A patent may be considered as an agreement between an inventor and the government, acting on behalf of the public, in which the inventor agrees to disclose the invention in return for a right of exclusivity for a limited term. A patent is treated, by law, as personal property and can be sold or licensed to others. Thus, an inventor can reap her reward by making and selling products incorporating the invention or by licensing or selling the patent rights in the invention to others. The right patent at the right time in the right industry can be a highly valuable asset. The power of a patent enables its holder or exclusive licensee to sue for infringement and, if successful, obtain an injunction against further infringement as well as damages for past infringement. Evidence of the power of these remedies can be seen in judgments and damages awards in the hundreds of millions of dollars and some in the billions. The power of an injunction against infringement can put even large competitors out of business. Broadened awareness of the power of patents was raised when, in the 1980s, Polaroid Corporation sued Eastman Kodak for infringement of patents relating to instant camera technology. Polaroid eventually won that case, obtaining an injunction against infringement as well as nearly one billion dollars in damages. The injunction put Kodak out of the instant camera business. In the nearly thirty years and numerous patent infringement cases since Polaroid v. Kodak, the business community has come to respect the leverage that a solid patent position can bring to an enterprise.
From the perspective of a physician inventor, the recent Saffran cases are of exemplary interest. In 1993 Dr. Saffran, as a resident in interventional radiology at Massachusetts General hospital, conceived of and patented inventions relating to combining drugs with polymers to control drug delivery. Upon learning that Johnson & Johnson and Boston Scientific were selling drug-eluting stents that he thought infringed, he sued. He was fortunate in finding lawyers willing to take the cases on a contingency basis. They were successful. In 2008 a jury awarded Dr. Saffran $431 million against Boston Scientific and in January 2011 another jury awarded him $482 million against J & J. There is reason to believe that Dr. Saffran wrote his patent application largely by himself and it is fair to assume that he had a good understanding of the patent laws to have done so.

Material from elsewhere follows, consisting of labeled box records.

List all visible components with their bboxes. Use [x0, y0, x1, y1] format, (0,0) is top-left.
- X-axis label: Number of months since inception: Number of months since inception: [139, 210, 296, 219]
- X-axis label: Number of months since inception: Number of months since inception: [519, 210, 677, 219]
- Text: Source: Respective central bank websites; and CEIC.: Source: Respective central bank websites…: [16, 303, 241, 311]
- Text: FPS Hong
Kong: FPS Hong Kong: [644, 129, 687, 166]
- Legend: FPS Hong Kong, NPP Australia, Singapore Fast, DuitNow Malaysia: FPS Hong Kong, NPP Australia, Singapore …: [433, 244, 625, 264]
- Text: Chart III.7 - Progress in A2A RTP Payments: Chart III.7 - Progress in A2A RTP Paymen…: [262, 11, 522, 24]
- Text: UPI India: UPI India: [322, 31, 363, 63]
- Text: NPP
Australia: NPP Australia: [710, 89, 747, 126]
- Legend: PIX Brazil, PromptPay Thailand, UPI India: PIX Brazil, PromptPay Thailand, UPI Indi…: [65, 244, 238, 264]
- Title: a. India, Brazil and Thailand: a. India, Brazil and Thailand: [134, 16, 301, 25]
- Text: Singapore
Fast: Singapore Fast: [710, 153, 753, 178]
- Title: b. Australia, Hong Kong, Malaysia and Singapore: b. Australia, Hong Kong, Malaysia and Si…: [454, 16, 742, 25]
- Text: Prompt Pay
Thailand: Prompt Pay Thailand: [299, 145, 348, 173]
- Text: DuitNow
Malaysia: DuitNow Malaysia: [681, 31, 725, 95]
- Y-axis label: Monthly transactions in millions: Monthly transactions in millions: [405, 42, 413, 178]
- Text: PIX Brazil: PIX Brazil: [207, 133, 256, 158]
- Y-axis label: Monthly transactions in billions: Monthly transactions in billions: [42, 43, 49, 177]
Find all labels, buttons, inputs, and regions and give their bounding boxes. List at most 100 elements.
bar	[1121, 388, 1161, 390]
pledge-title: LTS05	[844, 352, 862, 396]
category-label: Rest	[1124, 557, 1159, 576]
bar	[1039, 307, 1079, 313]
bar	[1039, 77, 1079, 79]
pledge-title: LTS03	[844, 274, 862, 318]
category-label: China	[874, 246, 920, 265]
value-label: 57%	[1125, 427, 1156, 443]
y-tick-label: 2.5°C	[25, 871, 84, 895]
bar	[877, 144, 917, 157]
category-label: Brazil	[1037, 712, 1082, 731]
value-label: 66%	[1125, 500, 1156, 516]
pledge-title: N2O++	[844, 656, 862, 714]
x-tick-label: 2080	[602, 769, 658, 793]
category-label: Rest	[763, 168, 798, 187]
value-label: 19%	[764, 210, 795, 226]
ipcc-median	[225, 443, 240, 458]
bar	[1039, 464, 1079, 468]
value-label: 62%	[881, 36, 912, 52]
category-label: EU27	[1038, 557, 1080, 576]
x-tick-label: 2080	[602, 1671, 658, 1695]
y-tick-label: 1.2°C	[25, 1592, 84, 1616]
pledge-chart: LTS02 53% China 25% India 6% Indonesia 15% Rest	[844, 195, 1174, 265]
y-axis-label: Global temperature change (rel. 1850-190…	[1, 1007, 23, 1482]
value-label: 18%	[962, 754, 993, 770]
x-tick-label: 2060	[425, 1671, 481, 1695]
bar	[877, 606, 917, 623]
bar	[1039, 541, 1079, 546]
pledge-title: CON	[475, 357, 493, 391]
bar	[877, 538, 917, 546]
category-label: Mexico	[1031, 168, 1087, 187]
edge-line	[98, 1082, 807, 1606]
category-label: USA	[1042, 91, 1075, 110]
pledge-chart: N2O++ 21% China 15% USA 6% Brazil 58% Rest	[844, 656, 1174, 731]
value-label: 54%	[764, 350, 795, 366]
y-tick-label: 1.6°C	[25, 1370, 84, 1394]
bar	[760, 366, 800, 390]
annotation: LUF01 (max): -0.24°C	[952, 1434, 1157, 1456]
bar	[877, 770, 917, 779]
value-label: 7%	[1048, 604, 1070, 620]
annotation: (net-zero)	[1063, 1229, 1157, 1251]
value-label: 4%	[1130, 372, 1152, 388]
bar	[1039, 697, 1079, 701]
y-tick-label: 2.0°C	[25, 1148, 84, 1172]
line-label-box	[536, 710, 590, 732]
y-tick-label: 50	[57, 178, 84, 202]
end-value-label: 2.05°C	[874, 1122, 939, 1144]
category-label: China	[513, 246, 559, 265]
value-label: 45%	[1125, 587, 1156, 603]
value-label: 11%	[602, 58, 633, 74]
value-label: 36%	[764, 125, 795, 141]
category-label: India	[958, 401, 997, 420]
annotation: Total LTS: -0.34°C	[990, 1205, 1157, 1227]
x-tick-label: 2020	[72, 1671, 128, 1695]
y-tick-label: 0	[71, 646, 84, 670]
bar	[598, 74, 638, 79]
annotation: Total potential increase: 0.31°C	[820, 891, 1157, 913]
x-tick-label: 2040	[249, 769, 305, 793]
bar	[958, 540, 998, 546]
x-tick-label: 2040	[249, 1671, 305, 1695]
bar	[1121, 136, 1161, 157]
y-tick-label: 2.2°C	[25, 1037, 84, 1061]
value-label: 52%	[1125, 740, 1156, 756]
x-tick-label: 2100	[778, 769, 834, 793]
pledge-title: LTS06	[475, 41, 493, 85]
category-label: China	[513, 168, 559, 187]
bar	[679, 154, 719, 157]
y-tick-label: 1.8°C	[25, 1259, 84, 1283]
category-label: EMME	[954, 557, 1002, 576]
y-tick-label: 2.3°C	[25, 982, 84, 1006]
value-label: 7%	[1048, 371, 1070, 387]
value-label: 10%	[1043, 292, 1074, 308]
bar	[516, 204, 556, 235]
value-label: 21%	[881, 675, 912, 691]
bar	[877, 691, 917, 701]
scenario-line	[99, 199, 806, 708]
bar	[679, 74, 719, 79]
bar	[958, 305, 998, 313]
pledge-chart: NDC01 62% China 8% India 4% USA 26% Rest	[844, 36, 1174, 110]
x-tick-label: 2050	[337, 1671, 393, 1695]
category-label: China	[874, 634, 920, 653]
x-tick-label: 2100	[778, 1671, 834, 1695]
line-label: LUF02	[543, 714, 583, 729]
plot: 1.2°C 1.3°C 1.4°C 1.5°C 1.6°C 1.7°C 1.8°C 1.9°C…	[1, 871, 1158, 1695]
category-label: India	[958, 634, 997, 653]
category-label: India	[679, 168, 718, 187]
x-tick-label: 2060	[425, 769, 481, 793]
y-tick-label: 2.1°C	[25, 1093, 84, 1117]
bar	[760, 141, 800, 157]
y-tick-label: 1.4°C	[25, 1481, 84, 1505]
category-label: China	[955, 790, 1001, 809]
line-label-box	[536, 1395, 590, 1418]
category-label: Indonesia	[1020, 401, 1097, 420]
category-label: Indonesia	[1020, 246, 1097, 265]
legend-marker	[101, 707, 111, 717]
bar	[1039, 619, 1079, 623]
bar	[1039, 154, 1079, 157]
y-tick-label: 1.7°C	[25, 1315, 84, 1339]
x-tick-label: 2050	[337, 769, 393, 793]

Understanding the foundation for and the reasons why we have a patent system is helpful to understanding the nuances to the laws, the rules and the patenting process. Patents are essential to development of commercially successful inventions in the medical device industry. The better a physician inventor understands them, the greater the prospects for success and I hope to address them in more detail and on a regular basis on the Healing Innovation Blog.